Social work has traditionally involved meeting with clients and patients in person to help them find the help they need. However, that practice can now put people at risk of spreading and catching coronavirus. Additionally, social workers are considered essential workers, which means they carry out their job regardless of the ongoing health crisis. As a result, social workers have learned to follow strict guidelines to mitigate the risk of COVID-19, especially in places with at-risk populations, such as nursing homes. Social workers also now meet with clients virtually through video calls.
The pandemic isn’t the only factor changing social work. This summer, demands for police reform and social justice have resulted in greater calls for health and social services like social work. This could lead to a greater demand for social workers overall. If you’re interested in learning more, our interview with a social worker explores how the industry is in the midst of responding to these ongoing changes.
Briana Hollis, interviewed below, is a licensed social worker and self-care coach. She earned her master of science in social administration from Case Western Reserve University in 2014 and her master of education from Tiffin University in 2019. Briana has spent the last six years working in crisis intervention.
Q&A With a Licensed Social Worker
- In recent months, there have been demands from the public to begin divesting from police and investing more in health and social services like social work. Do you see this gaining traction, and does it make you hopeful?
I believe that it is gaining a lot of traction, and I’m pretty hopeful for the future. Just in my own organization (and in other organizations) I’m seeing a lot more conversations between social workers, other mental health professionals, and police on how we can work best together.
- How do police and social workers work together now? How could you see this relationship potentially evolving?
From my point of view, police and social workers have a tenuous relationship. We both need each other’s support in various circumstances, but often don’t see eye-to-eye on how exactly it would be best to work together. In my personal experience with police officers, especially as it relates to actively suicidal individuals, it can be hard to guide them to understanding how to best help these individuals.
- In what other ways could you see the role of social workers/the field of social work evolving with the right investments and distribution of resources?
I would love to see more teamwork between social workers and police officers in more cities across the country. For example, the Cleveland Metropolitan Housing Authority has a program called Police Assisted Referrals, in which police officers receive more training in identifying mental health and social issues and help to connect individuals and families to social workers and other mental health professionals.
I would also love to see more social workers housed in police departments that both provide assistance to individuals who have been arrested or jailed and provide training to police officers and others in police departments about best practices.

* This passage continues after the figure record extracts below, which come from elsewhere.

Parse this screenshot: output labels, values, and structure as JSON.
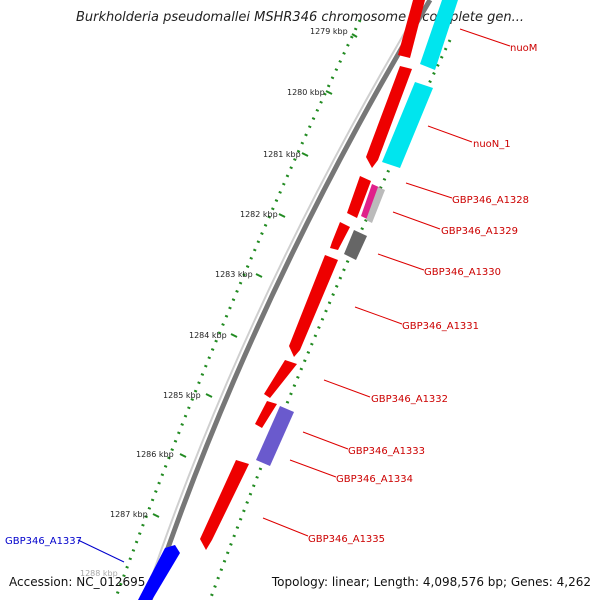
{
  "title": "Burkholderia pseudomallei MSHR346 chromosome I, complete gen...",
  "footer": {
    "accession": "Accession: NC_012695",
    "topology": "Topology: linear; Length: 4,098,576 bp; Genes: 4,262"
  },
  "ruler": {
    "labels": [
      "1279 kbp",
      "1280 kbp",
      "1281 kbp",
      "1282 kbp",
      "1283 kbp",
      "1284 kbp",
      "1285 kbp",
      "1286 kbp",
      "1287 kbp",
      "1288 kbp"
    ]
  },
  "genes": [
    {
      "name": "nuoM",
      "color": "#cc0000"
    },
    {
      "name": "nuoN_1",
      "color": "#cc0000"
    },
    {
      "name": "GBP346_A1328",
      "color": "#cc0000"
    },
    {
      "name": "GBP346_A1329",
      "color": "#cc0000"
    },
    {
      "name": "GBP346_A1330",
      "color": "#cc0000"
    },
    {
      "name": "GBP346_A1331",
      "color": "#cc0000"
    },
    {
      "name": "GBP346_A1332",
      "color": "#cc0000"
    },
    {
      "name": "GBP346_A1333",
      "color": "#cc0000"
    },
    {
      "name": "GBP346_A1334",
      "color": "#cc0000"
    },
    {
      "name": "GBP346_A1335",
      "color": "#cc0000"
    },
    {
      "name": "GBP346_A1337",
      "color": "#0000cc"
    }
  ],
  "colors": {
    "cds_forward": "#ee0000",
    "cds_cyan": "#00e5ee",
    "cds_magenta": "#e0208a",
    "cds_gray": "#666666",
    "cds_purple": "#6a5acd",
    "cds_blue": "#0000ff",
    "ruler": "#228b22",
    "backbone": "#777777"
  }
}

- The social worker’s role has also changed recently as a result of the COVID-19 outbreak, leading many to begin working remotely and meeting patients through video calls. How do you see this changing the way people are able to access similar services in the future?
I think that this is an interesting and exciting change. I’ve worked most of my career in social work remotely, and I believe that telehealth can be extremely helpful for a lot of people, especially for people that have a harder time accessing services (like those who live in more rural areas).
I think it has its place but also believe that social workers still need to be out in the community as much as is safely possible. There are some things that you just can’t understand or see from just looking at a person on a screen.
- What can be done now to better support social workers and the field as a whole (e.g., at the school program level, hiring for more diversity, etc.)?
From what I’ve experienced as well as what I’ve heard from other social workers, what would be really supportive is better pay and benefits and more support from the federal government. One thing that the federal government in collaboration with the various social work boards would be increased reciprocity with licences or even better, a national licensing board that is similar to the medical field.
Covid has shown us that, as a field, we need to be able to be more cooperative because we never know when we will be called on to assist in other areas of the country.
- What advice would you give someone considering a career in social work?
The best advice I could give is to learn as much as you can about the field, especially about the population or issue that you want to focus on, and also to learn how to be an advocate for yourself. So much of our work is focused on advocating for others, we forget about being advocates for ourselves.
So ask for the raise. Ask for the promotion. Ask for the time off that you deserve. Keep singing your own praises.